Babich’s Expansion and High-Order Eulerian Asymptotics for Point-Source Helmholtz Equations

The usual geometrical-optics expansion of the solution for the Helmholtz equation of a point source in an inhomogeneous medium yields two equations: an eikonal equation for the traveltime function, and a transport equation for the amplitude function. However, two difficulties arise immediately: one is how to initialize the amplitude at the point source as the wavefield is singular there; the other is that in even-dimension spaces the usual geometrical-optics expansion does not yield a uniform asymptotic approximation close to the source.
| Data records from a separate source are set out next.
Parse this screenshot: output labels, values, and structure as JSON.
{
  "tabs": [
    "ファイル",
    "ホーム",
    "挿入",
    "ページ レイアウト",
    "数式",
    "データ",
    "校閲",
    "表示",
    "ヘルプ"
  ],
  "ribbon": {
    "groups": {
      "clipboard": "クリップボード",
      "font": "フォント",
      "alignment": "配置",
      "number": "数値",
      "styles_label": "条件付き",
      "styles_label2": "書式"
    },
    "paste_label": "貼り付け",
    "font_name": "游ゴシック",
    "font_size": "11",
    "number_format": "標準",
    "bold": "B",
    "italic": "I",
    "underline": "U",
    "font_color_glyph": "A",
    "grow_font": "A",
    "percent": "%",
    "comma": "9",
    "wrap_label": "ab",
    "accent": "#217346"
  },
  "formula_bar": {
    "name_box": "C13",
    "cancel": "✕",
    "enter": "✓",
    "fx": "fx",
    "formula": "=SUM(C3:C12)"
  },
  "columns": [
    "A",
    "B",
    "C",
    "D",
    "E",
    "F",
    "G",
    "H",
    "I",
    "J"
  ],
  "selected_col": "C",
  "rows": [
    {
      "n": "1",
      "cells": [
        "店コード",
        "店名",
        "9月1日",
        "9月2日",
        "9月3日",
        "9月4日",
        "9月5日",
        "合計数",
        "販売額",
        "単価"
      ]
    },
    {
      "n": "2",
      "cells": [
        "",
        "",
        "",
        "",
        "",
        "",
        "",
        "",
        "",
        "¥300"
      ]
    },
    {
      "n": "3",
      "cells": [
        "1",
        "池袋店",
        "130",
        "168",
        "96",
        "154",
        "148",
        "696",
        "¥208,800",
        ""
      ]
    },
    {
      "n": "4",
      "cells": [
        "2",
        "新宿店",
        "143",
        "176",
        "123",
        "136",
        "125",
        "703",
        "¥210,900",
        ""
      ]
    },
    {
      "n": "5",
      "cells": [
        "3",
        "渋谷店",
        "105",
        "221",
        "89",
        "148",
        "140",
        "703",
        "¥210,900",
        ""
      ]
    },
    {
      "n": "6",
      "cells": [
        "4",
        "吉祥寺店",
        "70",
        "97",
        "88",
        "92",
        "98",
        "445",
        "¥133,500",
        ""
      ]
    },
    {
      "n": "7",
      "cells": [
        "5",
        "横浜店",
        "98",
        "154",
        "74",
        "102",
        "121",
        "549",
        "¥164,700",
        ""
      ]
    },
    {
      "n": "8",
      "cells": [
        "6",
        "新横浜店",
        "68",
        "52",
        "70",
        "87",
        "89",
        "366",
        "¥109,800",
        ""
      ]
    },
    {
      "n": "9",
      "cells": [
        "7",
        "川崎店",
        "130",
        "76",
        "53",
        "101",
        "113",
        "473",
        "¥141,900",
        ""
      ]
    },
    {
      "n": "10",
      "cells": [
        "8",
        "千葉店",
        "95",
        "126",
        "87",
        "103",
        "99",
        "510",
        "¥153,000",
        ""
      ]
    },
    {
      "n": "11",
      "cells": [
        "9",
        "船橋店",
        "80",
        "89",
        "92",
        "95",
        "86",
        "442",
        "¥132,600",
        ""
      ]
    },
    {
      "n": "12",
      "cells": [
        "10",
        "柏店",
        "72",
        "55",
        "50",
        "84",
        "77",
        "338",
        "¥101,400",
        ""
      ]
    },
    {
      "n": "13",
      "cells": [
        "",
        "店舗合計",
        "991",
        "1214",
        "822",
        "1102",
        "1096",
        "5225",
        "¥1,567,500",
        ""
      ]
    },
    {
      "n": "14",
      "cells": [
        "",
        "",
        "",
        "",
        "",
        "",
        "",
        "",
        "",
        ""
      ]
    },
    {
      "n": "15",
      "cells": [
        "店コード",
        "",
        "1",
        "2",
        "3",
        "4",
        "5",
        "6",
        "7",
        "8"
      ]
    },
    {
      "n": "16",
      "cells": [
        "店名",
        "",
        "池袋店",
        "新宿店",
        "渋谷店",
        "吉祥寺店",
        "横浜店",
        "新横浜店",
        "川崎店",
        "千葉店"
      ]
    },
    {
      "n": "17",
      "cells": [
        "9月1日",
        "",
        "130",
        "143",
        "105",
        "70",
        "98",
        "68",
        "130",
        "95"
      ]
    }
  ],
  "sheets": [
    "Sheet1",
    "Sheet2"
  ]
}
Babich (USSR Comput Math Math Phys 5(5):247–251, 1965) developed a Hankel-based asymptotic expansion which can overcome these two difficulties with ease. Starting from Babich’s expansion, we develop high-order Eulerian asymptotics for Helmholtz equations in inhomogeneous media. Both the eikonal and transport equations are solved by high-order Lax–Friedrichs weighted non-oscillatory (WENO) schemes. We also prove that fifth-order Lax–Friedrichs WENO schemes for eikonal equations are convergent when the eikonal is smooth. Numerical examples demonstrate that new Eulerian high-order asymptotic methods are uniformly accurate in the neighborhood of the source and away from it.